La preuve avancée par Rybar est un prétendu document qui a été diffusé plusieurs semaines plus tôt, le 20 mai, par un autre canal pro-Moscou sans que, dans un premier temps, la question de ces OGR F1 attire alors particulièrement l’attention. Suite au poste de Rybar, de nombreux relais très suivis de la sphère informationnelle pro-Kremlin ont repris cette information, du site francophone Donbass Insider à la télévision d’Etat russe 1tv en passant par War on Fakes.

Le document en question est présenté comme émanant d’un piratage de fichiers ukrainiens. Toujours d’après le canal qui les partage, ces pages révéleraient «les obus de 155 mm fournis et les pays qui les ont fournis», comprendre les munitions livrées à Kyiv par ses alliés occidentaux. CheckNews a confronté ces documents à plusieurs chercheurs et analystes militaires. Tous sont unanimes : ces maigres pages, non sourcées, ne sont la preuve de rien.

4UPFEYM56RHBFFWGLJN4TVQ7F4.jpg

«Ces pages ressemblent plus à un simple catalogue d’équipements qu’à autre chose», observe Vincent Tourret, chercheur à la Fondation pour la recherche stratégique. Comprendre un éventail de différents équipements existants, plutôt qu’un relevé administratif et logistique de ce que possède ou a été transmis à l’armée ukrainienne : pas de numéros de séries, de quantité ou encore de date de livraison. L’analyse des quinze pages de documents soutient cette hypothèse qui discrédite cette «fuite». La seule page qui mentionne ces projectiles OGR F1 à sous-munitions est la page dédiée au TRF1, des canons tractés de 155 mm de fabrication française. Le problème est que la France n’a pas livré de canons TRF1 à l’Ukraine, privilégiant le transfert de canons Caesar plus modernes, et qu’aux dernières nouvelles Kyiv ne dispose pas de TRF1 dans son arsenal.

Néanmoins, d’autres sources brandissent des débris qui attesteraient de ces tirs d’OGR F1. Principalement des restes d’obus comme ici ou dans cette séquence du sujet de la chaine d’Etat russe 1tv (à 10:08). Cette dernière fait intervenir un certain Alexandre Artamonov, (l’homme en costume) qui est présenté par Moscou comme expert militaire. D’un aplomb sans faille, ce dernier affirme qu’«il s’agit de ce que l’on appelle OGR-F1, un obus à sous-munitions, qui est pratiquement interdit. Selon la commission française de destruction des munitions Cnema, [les stocks français de] ces obus auraient tous été éliminés dès 2016… Comme nous pouvons le voir, ils n’ont pas été éliminés.»

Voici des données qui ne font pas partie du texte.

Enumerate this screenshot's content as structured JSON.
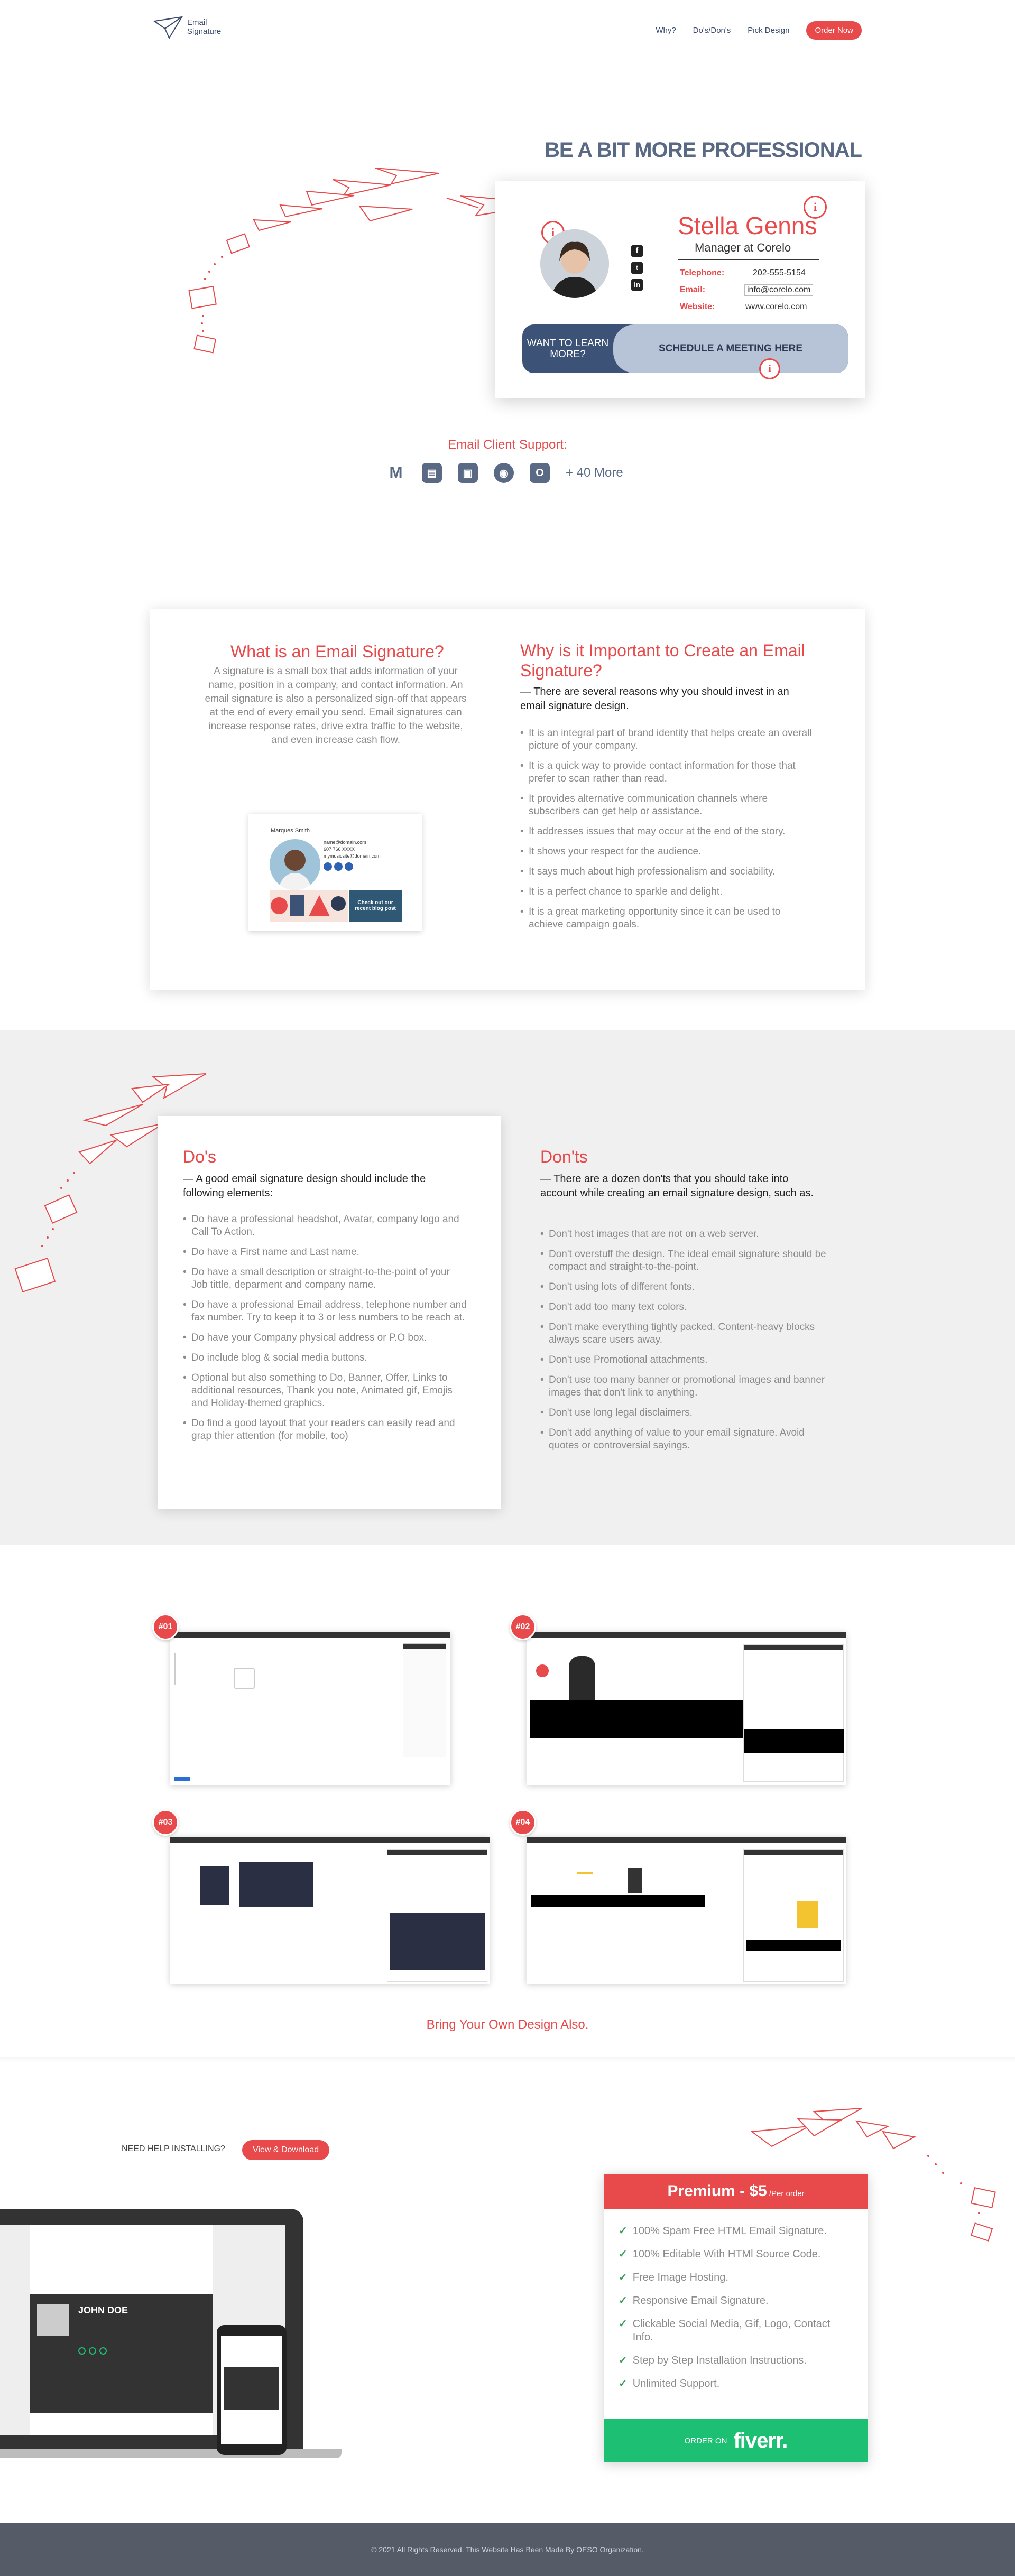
{
  "header": {
    "logo_line1": "Email",
    "logo_line2": "Signature",
    "nav": [
      "Why?",
      "Do's/Don's",
      "Pick Design"
    ],
    "cta": "Order Now"
  },
  "hero": {
    "title": "BE A BIT MORE PROFESSIONAL",
    "signature": {
      "name": "Stella Genns",
      "role": "Manager at Corelo",
      "telephone_label": "Telephone:",
      "telephone": "202-555-5154",
      "email_label": "Email:",
      "email": "info@corelo.com",
      "website_label": "Website:",
      "website": "www.corelo.com",
      "social": [
        "facebook-icon",
        "twitter-icon",
        "linkedin-icon"
      ]
    },
    "want_more": "WANT TO LEARN MORE?",
    "schedule": "SCHEDULE A MEETING HERE",
    "info_glyph": "i"
  },
  "support": {
    "title": "Email Client Support:",
    "clients": [
      "gmail-icon",
      "outlook-icon",
      "apple-mail-icon",
      "thunderbird-icon",
      "office365-icon"
    ],
    "client_glyphs": [
      "M",
      "▤",
      "▣",
      "◉",
      "O"
    ],
    "more": "+ 40 More"
  },
  "what": {
    "title": "What is an Email Signature?",
    "body": "A signature is a small box that adds information of your name, position in a company, and contact information. An email signature is also a personalized sign-off that appears at the end of every email you send. Email signatures can increase response rates, drive extra traffic to the website, and even increase cash flow.",
    "mini": {
      "name": "Marques Smith",
      "lines": [
        "name@domain.com",
        "607 766 XXXX",
        "mymusicsite@domain.com"
      ],
      "cta": "Check out our recent blog post"
    }
  },
  "why": {
    "title": "Why is it Important to Create an Email Signature?",
    "intro": "— There are several reasons why you should invest in an email signature design.",
    "items": [
      "It is an integral part of brand identity that helps create an overall picture of your company.",
      "It is a quick way to provide contact information for those that prefer to scan rather than read.",
      "It provides alternative communication channels where subscribers can get help or assistance.",
      "It addresses issues that may occur at the end of the story.",
      "It shows your respect for the audience.",
      "It says much about high professionalism and sociability.",
      "It is a perfect chance to sparkle and delight.",
      "It is a great marketing opportunity since it can be used to achieve campaign goals."
    ]
  },
  "dos": {
    "title": "Do's",
    "intro": "— A good email signature design should include the following elements:",
    "items": [
      "Do have a professional headshot, Avatar, company logo and Call To Action.",
      "Do have a First name and Last name.",
      "Do have a small description or straight-to-the-point of your Job tittle, deparment and company name.",
      "Do have a professional Email address, telephone number and fax number. Try to keep it to 3 or less numbers to be reach at.",
      "Do have your Company physical address or P.O box.",
      "Do include blog & social media buttons.",
      "Optional but also something to Do, Banner, Offer, Links to additional resources, Thank you note, Animated gif, Emojis and Holiday-themed graphics.",
      "Do find a good layout that your readers can easily read and grap thier attention (for mobile, too)"
    ]
  },
  "donts": {
    "title": "Don'ts",
    "intro": "— There are a dozen don'ts that you should take into account while creating an email signature design, such as.",
    "items": [
      "Don't host images that are not on a web server.",
      "Don't overstuff the design. The ideal email signature should be compact and straight-to-the-point.",
      "Don't using lots of different fonts.",
      "Don't add too many text colors.",
      "Don't make everything tightly packed. Content-heavy blocks always scare users away.",
      "Don't use Promotional attachments.",
      "Don't use too many banner or promotional images and banner images that don't link to anything.",
      "Don't use long legal disclaimers.",
      "Don't add anything of value to your email signature. Avoid quotes or controversial sayings."
    ]
  },
  "gallery": {
    "items": [
      {
        "num": "#01",
        "style": "white"
      },
      {
        "num": "#02",
        "style": "black"
      },
      {
        "num": "#03",
        "style": "navy"
      },
      {
        "num": "#04",
        "style": "yellow"
      }
    ],
    "byod": "Bring Your Own Design Also."
  },
  "install": {
    "need": "NEED HELP INSTALLING?",
    "button": "View & Download",
    "laptop_name": "JOHN DOE"
  },
  "pricing": {
    "title": "Premium - $5",
    "per": "/Per order",
    "features": [
      "100% Spam Free HTML Email Signature.",
      "100% Editable With HTMl Source Code.",
      "Free Image Hosting.",
      "Responsive Email Signature.",
      "Clickable Social Media, Gif, Logo, Contact Info.",
      "Step by Step Installation Instructions.",
      "Unlimited Support."
    ],
    "order_on": "ORDER ON",
    "brand": "fiverr."
  },
  "footer": {
    "text": "© 2021 All Rights Reserved. This Website Has Been Made By OESO Organization."
  },
  "colors": {
    "accent": "#e8494b",
    "navy": "#3d5277",
    "green": "#1dbf73"
  }
}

CheckNews a confronté ces différents éléments à Neil Gibson, un analyste spécialisé en armement qui suit avec attention l’arsenal déployé en Ukraine. Ce dernier est catégorique : dans les différents cas, «il ne s’agit pas d’un projectile de distribution [sous-munitions, cargaisons, etc.] sous quelque forme que ce soit. Il est inscrit LU 211 [sur le reste d’obus], qui est le modèle modulaire à haute fragmentation explosive. On peut même apercevoir que l’arrière est solide ! L’OGR F1 a un arrière ouvert, après que sa base-bleed unit, ou BBU [sic], d’où sont éjectées les sous-munitions.» En résumé, ce sont de traditionnels obus d’artillerie et non pas des obus à sous-munitions. CheckNews a également inspecté différentes vidéos qui montrent des canons Caesar tirer sur le front ukrainien. Aucune ne montre des obus OGR F1 être utilisés.